Dunning replaced the organization’s fired co-founder Morris Dees, 82, who helped launch the organization in 1971 as watchdog for minorities and the under privileged. A decade later he won a $7 million judgment against the United Klans of America on behalf of Beulah Mae Donald, whose son was murdered by KKK members in Mobile.
According to news reports, the ousted founder, longtime president, and legal director, faced allegations of improper touching that made subordinates feel uncomfortable and inappropriate comments.
Current and former staffers said while the SPLC focuses on social justice, it has wrestled internally with a lack of inclusion and a management structure that concentrated power.

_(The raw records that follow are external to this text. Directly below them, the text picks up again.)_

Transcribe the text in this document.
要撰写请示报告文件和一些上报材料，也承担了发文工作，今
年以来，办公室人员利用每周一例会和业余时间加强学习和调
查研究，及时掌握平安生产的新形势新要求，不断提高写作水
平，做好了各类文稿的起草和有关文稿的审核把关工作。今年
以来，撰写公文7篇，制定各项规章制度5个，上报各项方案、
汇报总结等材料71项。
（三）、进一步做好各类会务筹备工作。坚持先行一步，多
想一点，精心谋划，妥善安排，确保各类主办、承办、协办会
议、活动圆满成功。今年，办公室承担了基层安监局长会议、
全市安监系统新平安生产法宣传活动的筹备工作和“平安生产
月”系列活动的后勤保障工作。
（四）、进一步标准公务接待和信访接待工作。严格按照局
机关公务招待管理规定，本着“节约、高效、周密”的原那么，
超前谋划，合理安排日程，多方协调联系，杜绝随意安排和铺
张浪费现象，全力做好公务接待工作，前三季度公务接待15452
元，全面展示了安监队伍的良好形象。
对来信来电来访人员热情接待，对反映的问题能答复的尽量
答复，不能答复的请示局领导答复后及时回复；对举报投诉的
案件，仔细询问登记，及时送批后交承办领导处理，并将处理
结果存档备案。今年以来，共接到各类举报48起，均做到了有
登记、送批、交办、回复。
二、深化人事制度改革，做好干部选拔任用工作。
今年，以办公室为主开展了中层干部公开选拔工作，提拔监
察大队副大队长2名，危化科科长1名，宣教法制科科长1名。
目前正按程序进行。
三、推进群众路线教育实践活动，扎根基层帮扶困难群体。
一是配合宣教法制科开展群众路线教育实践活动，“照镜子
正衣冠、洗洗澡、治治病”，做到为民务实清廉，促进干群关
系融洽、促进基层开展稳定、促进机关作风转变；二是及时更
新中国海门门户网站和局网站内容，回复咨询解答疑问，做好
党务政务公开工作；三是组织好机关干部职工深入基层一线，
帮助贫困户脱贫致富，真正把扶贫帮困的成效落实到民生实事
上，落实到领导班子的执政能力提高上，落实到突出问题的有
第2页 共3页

“While there might have been increased diversity over the years, there was still not equity, and there is still not inclusion,” Dana Vickers Shelley told PBS. She was a director of public affairs at SPLC from November 2012 to March 2014 and is now executive director of the ACLU of Maryland. “You can hire faces. You can say, ‘Look, we’re diverse,’ but if the decisions are still being made by the white people in leadership, then you do not have inclusion.”
Dunning, who now heads the organization, said the organization is healing by focusing on first acknowledging what went wrong.
“I’m acknowledging the fact that we didn’t pay attention to the internal culture,” she said. “You know … as a woman of color I realize that, in my own experience, we deal with micro-aggressions in the greater society every single day.”
Dunning added, “When you come and work for an organization like the Southern Poverty Law Center, especially for people of color, women, you don’t expect this organization to mirror what we see out in the greater society.”